Over the last year, questionable decisions, such as getting rid of experienced invoice processing employees has marked this story.
HHS’ first reason for ending assisted acquisition services was it decided it didn’t have the oversight in place to do classified work. Robinson, the former Copper River Technologies program manager, said the HHS general counsel, all of a sudden, had some concerns about misuse of form DD-254 for classified work.
“It was an absolute surprise. I’m not sure why there would be any great concern about it as we had been dealing with them for years without any problems,” he said. “Their concerns were about the handling of classified information, but we never had classified information. The majority of DD-254s were attached to an action that was more for facility clearances. We did a lot of IT contracts so contractors may have access to secure facilities, but it wasn’t doing what you’d think of as hard classified work.”
Robinson said the Office of General Counsel was driving a lot of these “problems” at PSC and found willing partners in people like Scott Rowell, the assistant secretary for administration, and James Simpson, the acting deputy assistant secretary for acquisitions in the Office of The Assistant Secretary of Administration.
“It goes back to OGC driving the ship and OGC, in my experience, was extremely risk averse. They saw an issue or problem as a risk, even though we had operated for years and years without issues,” Robinson said. “My belief is the Office of General Counsel at HHS was never a fan of assisted acquisitions. When Simpson got in there, OGC found someone who would listen to them and they used it.”
HHS used the DD-254s and the claim of a missing $40 million as the first two reasons for ending its services and suspending the four executives. But when both motives fell apart sources say HHS used a potential criminal conduct claim at the Space and Naval Warfare Systems Command in San Diego as the reason for shutting down the assisted acquisition services.

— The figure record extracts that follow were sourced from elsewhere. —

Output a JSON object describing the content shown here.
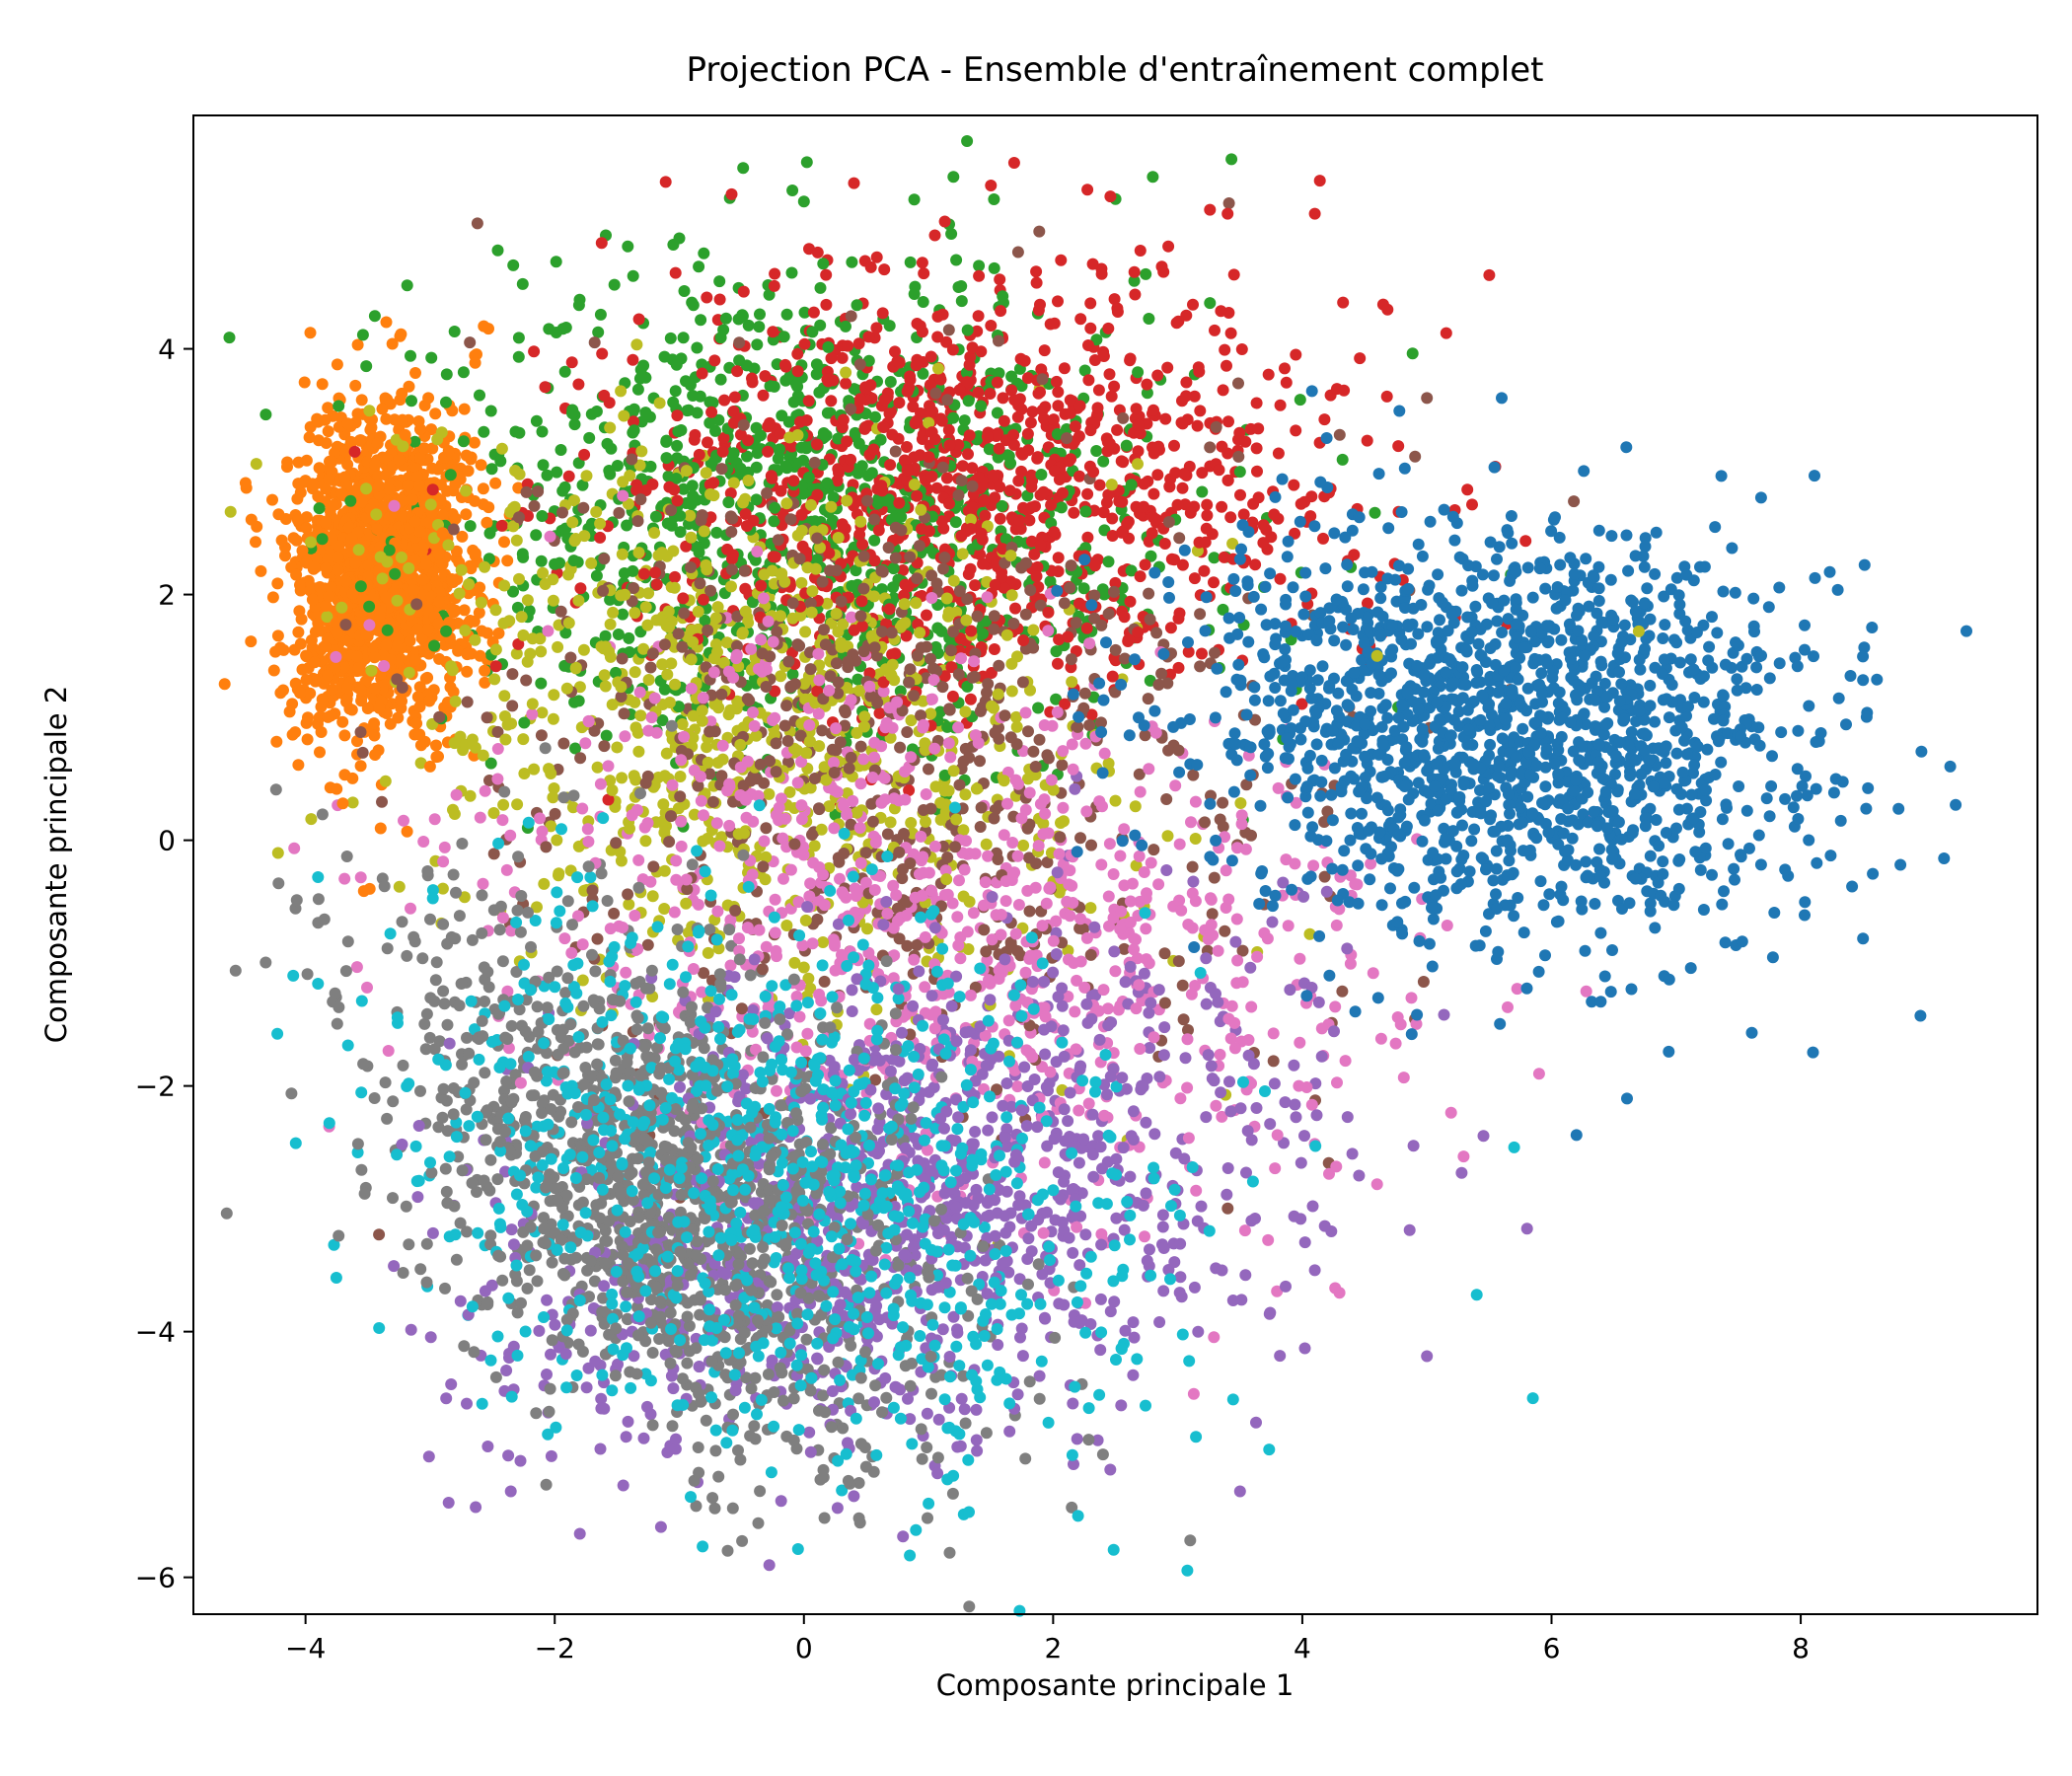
{
  "chart_data": {
    "type": "scatter",
    "title": "Projection PCA - Ensemble d'entraînement complet",
    "xlabel": "Composante principale 1",
    "ylabel": "Composante principale 2",
    "xlim": [
      -4.9,
      9.9
    ],
    "ylim": [
      -6.3,
      5.9
    ],
    "xticks": [
      -4,
      -2,
      0,
      2,
      4,
      6,
      8
    ],
    "yticks": [
      -6,
      -4,
      -2,
      0,
      2,
      4
    ],
    "grid": false,
    "legend": "none",
    "series": [
      {
        "color": "#ff7f0e",
        "cx": -3.4,
        "cy": 2.2,
        "sx": 0.35,
        "sy": 0.65,
        "rho": 0.1,
        "n": 1600,
        "x": [
          -4.2,
          -3.9,
          -3.6,
          -3.2,
          -2.9,
          -2.6,
          -3.0,
          -3.7
        ],
        "y": [
          1.2,
          2.8,
          3.7,
          3.3,
          2.5,
          1.5,
          0.6,
          0.3
        ]
      },
      {
        "color": "#2ca02c",
        "cx": 0.0,
        "cy": 2.7,
        "sx": 1.5,
        "sy": 1.0,
        "rho": 0.0,
        "n": 1100,
        "x": [
          -1.0,
          0.0,
          1.2,
          2.8,
          -1.8,
          3.5
        ],
        "y": [
          4.9,
          5.2,
          5.4,
          5.4,
          4.4,
          3.0
        ]
      },
      {
        "color": "#d62728",
        "cx": 1.4,
        "cy": 2.9,
        "sx": 1.4,
        "sy": 0.85,
        "rho": 0.05,
        "n": 1100,
        "x": [
          3.4,
          4.1,
          5.5,
          2.7
        ],
        "y": [
          5.1,
          5.1,
          4.6,
          4.8
        ]
      },
      {
        "color": "#bcbd22",
        "cx": -0.4,
        "cy": 1.0,
        "sx": 1.4,
        "sy": 1.1,
        "rho": -0.2,
        "n": 900,
        "x": [
          4.6,
          6.7
        ],
        "y": [
          1.5,
          1.7
        ]
      },
      {
        "color": "#8c564b",
        "cx": 0.6,
        "cy": 0.8,
        "sx": 1.7,
        "sy": 1.4,
        "rho": -0.1,
        "n": 700,
        "x": [
          5.0,
          4.3
        ],
        "y": [
          3.6,
          3.3
        ]
      },
      {
        "color": "#e377c2",
        "cx": 1.0,
        "cy": -0.6,
        "sx": 1.7,
        "sy": 1.1,
        "rho": -0.3,
        "n": 900,
        "x": [
          5.9,
          4.6,
          3.8
        ],
        "y": [
          -1.9,
          -2.8,
          -2.4
        ]
      },
      {
        "color": "#9467bd",
        "cx": 0.8,
        "cy": -3.0,
        "sx": 1.6,
        "sy": 1.0,
        "rho": 0.3,
        "n": 1200,
        "x": [
          3.5,
          5.0,
          4.1
        ],
        "y": [
          -5.3,
          -4.2,
          -3.5
        ]
      },
      {
        "color": "#7f7f7f",
        "cx": -1.1,
        "cy": -2.8,
        "sx": 1.1,
        "sy": 1.1,
        "rho": -0.45,
        "n": 1400,
        "x": [
          3.1,
          2.4,
          0.5,
          -2.8
        ],
        "y": [
          -5.7,
          -5.0,
          -5.1,
          -0.8
        ]
      },
      {
        "color": "#17becf",
        "cx": -0.2,
        "cy": -2.8,
        "sx": 1.5,
        "sy": 1.1,
        "rho": -0.2,
        "n": 900,
        "x": [
          1.0,
          2.2,
          5.4,
          5.7,
          -3.9
        ],
        "y": [
          -5.4,
          -5.5,
          -3.7,
          -2.5,
          -0.3
        ]
      },
      {
        "color": "#1f77b4",
        "cx": 5.7,
        "cy": 0.9,
        "sx": 1.25,
        "sy": 0.85,
        "rho": -0.1,
        "n": 1600,
        "x": [
          9.2,
          8.8,
          8.5,
          6.2,
          5.6,
          6.6
        ],
        "y": [
          0.6,
          -0.2,
          -0.8,
          -2.4,
          3.6,
          3.2
        ]
      }
    ]
  }
}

Federal News Network previously reported both the alleged missing $40 million from the acquisition fund and the DD-254 problems were debunked. In July, sources familiar with PSC’s operations say a recent audit found the organization does no classified work. And in August, Federal News Network reported that the “missing” funds had to do with the new leadership lacking the understanding of how the acquisition supply fund works. Sources said once the Office of Management and Budget got involved and explained how the fund works and therefore $40 million was not missing, HHS management “drummed up” this national security concern with the DD-254s.
Robinson said one of his former colleagues was called to testify before special investigators in January on the alleged criminal activity. But special investigators called off the meeting as he was preparing to leave.
“It seems that’s not legitimate and it seems to fit in with the fact they couldn’t get the DD-254 accusation to work,” he said. “To say there may have been criminal things going on as another reason to shutdown assisted acquisition services … it’s part of how they are blowing smoke to find fraud waste and abuse issues.”
Sources say it could take three-to-five years for PSC to fully shut down its assisted acquisition services, and the organization may have to award another contract to clean up the mess its executives created by not understanding the situation.
It is HHS’ right to get out of the assisted acquisition services – no one in industry or government would disagree. But HHS officials’ failures – their lack of transparency and poor decision-making created unnecessary hardship on agencies and contractors and paint an avoidable black cloud over the government. And that’s sad.